Brussels – Popularity at an all-time low for German Chancellor Olaf Scholz ahead of the 2025 federal elections. The attempt at revival passes through the “Made in Germany” bonus and the automotive industry.
The election polls look bad: Scholz’s Social Democrats (SPD) fare below the centre-right Christian Democrats of the CDU/CSU and the far-right Alternative für Deutschland (AfD). Scholz’s performance does not please German voters, registering the lowest result in approval ratings since 1997 for a chancellor.
However, the Social Democrats, who have agreed on a programmatic strategy to revive Scholz as a candidate and the party’s popularity, are not giving up. The SPD leader, Lars Klingbeil, declared: “Our goal is for the SPD to emerge as the strongest force in the Bundestag elections twelve months from now and to continue to hold the chancellery.”
As reported by the German daily Bild, the strategy consists of key chapters purely focused on the economy and the protection of the middle class.
The Made in Germany bonus for companies would consist of tax breaks for international investors who produce on the country’s soil, to revive Germany as an export hub and counteract the crisis that the industry is going through.
The crisis has spread like wildfire, putting even the manufacturing sector (especially the automotive sector), a key industry for the German economy, in pain. The Ifo Institute’s estimates for 2024 prospect zero growth for the German economy, also hurt by the EU’s sustainable agenda and its impact on the manufacturing sector, where there is “an investment crisis.” A hot topic also in Brussels, where climate targets are being discussed in relation to the automotive industry. Germany’s Economy Undersecretary Sven Giegold had said (September 26) that “climate targets are crucial“—both those to 2035 (the stop on internal combustion engine vehicles) and the intermediate targets to 2025 (the 15 per cent reduction in CO2 emissions compared to 2021 values). The same is true with regard to the date of 2026 for the activation of the review clause of the emissions regulation.

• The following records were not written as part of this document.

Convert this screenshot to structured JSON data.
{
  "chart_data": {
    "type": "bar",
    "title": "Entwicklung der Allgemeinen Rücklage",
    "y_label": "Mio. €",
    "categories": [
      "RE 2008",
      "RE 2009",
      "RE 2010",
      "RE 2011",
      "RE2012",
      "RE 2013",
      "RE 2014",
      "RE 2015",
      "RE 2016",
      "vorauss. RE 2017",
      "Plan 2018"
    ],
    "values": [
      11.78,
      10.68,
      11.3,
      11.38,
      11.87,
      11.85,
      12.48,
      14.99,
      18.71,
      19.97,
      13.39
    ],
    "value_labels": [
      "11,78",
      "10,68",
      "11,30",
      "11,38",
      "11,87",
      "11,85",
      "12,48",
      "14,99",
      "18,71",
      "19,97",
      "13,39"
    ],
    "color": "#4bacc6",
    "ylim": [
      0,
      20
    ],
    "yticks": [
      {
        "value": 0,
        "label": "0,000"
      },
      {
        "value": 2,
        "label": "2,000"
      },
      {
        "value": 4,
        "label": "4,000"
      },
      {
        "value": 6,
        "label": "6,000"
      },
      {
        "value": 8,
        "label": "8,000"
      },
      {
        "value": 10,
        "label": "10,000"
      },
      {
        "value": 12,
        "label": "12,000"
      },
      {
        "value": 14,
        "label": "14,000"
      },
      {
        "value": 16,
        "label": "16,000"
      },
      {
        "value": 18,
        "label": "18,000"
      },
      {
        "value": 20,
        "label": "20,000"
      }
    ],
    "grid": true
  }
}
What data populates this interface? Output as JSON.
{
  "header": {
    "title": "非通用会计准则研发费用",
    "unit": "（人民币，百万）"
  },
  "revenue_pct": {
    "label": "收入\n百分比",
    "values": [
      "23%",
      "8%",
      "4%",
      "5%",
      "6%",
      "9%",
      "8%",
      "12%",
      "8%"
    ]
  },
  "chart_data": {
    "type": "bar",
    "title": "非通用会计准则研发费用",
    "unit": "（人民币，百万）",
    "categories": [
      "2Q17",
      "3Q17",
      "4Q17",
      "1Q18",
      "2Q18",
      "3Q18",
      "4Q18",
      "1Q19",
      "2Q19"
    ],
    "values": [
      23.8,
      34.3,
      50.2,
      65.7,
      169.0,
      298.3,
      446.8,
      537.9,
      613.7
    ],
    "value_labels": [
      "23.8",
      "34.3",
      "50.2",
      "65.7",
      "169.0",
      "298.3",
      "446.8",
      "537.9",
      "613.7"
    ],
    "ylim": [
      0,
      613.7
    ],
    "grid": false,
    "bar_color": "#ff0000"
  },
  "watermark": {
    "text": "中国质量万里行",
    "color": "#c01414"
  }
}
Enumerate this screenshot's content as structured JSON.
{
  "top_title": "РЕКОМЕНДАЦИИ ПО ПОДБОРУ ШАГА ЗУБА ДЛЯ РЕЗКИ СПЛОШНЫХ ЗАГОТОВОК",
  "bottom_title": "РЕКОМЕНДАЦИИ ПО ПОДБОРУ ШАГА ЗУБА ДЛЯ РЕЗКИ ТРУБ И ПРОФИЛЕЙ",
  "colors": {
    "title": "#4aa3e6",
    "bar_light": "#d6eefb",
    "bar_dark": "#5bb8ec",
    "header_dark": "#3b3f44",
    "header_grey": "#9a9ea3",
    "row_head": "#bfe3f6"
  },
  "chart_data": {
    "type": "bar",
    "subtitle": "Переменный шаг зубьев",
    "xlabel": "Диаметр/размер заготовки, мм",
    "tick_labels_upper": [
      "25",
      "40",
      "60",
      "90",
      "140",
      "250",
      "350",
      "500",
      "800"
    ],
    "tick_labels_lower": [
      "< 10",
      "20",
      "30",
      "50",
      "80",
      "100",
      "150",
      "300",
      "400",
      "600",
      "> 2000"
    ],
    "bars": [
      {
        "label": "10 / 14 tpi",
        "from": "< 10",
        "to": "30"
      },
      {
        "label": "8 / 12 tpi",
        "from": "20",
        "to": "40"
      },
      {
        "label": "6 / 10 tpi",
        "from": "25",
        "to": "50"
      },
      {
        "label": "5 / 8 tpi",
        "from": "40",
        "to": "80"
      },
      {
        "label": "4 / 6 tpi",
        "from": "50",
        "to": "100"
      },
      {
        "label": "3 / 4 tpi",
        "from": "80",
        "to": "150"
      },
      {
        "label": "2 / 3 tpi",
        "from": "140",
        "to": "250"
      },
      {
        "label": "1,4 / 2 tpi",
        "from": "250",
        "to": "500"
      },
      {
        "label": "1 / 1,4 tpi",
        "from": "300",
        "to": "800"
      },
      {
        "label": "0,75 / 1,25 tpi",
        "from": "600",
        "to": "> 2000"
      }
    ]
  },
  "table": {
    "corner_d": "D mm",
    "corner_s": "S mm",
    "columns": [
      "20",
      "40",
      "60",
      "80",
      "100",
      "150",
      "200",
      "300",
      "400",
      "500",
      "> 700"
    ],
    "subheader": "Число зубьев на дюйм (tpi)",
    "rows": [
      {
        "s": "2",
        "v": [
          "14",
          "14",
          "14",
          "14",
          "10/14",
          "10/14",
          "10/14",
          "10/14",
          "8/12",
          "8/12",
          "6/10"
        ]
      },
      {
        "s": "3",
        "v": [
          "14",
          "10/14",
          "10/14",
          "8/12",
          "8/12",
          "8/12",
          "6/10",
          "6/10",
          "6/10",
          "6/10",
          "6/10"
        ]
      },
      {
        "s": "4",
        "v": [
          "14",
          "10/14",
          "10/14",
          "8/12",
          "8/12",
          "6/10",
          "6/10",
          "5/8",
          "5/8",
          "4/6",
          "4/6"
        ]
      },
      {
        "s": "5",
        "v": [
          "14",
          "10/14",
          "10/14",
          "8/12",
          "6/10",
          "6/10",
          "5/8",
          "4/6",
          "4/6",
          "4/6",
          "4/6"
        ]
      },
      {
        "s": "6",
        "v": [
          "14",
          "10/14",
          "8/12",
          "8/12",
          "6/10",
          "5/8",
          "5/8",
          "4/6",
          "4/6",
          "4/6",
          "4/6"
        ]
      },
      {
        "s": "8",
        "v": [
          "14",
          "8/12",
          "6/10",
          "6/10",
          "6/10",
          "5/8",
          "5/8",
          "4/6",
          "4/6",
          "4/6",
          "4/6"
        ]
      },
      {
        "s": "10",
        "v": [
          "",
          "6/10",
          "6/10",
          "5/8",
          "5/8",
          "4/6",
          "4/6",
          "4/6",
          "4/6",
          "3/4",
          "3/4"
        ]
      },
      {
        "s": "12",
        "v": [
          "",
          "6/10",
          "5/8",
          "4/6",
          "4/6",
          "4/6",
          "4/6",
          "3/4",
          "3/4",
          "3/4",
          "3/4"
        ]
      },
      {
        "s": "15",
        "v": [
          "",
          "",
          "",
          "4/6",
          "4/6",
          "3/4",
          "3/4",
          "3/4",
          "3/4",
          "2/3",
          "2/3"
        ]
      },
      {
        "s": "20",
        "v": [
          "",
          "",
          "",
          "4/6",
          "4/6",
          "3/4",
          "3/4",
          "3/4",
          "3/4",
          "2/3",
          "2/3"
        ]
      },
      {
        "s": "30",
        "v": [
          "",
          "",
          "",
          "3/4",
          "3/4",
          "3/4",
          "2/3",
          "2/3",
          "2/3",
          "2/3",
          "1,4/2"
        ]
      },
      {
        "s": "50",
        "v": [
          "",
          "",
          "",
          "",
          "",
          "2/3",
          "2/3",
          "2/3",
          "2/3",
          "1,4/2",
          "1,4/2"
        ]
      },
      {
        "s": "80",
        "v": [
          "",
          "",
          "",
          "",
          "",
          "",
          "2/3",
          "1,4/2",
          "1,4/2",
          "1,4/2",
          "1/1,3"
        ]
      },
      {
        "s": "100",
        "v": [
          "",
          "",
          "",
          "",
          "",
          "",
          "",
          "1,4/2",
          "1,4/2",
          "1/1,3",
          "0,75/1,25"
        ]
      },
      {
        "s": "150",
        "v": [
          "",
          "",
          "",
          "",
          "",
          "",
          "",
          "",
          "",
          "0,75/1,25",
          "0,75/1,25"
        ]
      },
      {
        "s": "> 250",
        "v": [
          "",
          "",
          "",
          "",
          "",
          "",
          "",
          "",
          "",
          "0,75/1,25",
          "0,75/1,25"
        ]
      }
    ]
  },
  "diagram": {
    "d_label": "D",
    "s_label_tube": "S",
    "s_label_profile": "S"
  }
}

The topic’s relevance has not gone unnoticed by the German Social Democrats, so in the document, one of the proposals appears to be the introduction of a purchase premium for electric cars. The proposal will be built triangularly with unions and the auto industry to revitalise the sector, together with e-car quotas for leasing providers and tax rebates for electric company cars. This path will allow SPD to put itself forward as the political party most aligned with the EU on the merits of decarbonisation of the automotive sector, which has instead found clear opposition from the CDU and AfD.
The third macro-topic of the “Save Scholz” plan is tax reduction. There is talk about a decrease for “the vast majority of taxpayers (about 95 per cent) after the next general election,” resulting in the responsibility of higher-income citizens, whose contribution will be used to help the middle class.
A taxer les riches the German way will surely not please political opponents. The CDU candidate, Friedrich Merz, at the CSU congress on October 12, said that citizenship income costs the federal republic dearly and that welfare state resources must be generated, proposing a very different perspective than aid for the middle class.
Geopolitics is a phantom topic. It does not appear that the Social Democrats found it necessary (or beneficial) to talk about the Middle East crisis, Ukraine, or migration in the document, perhaps also considering the recent discussions on the German policy towards Israel. Full focus on the German economy, which is close to voters’ hearts and even more so to Scholz. His reelection, according to current estimates, seems to look more like a utopia than a possibility, but until September 28, 2025, the electoral game is still wide open and playable for the SPD candidate.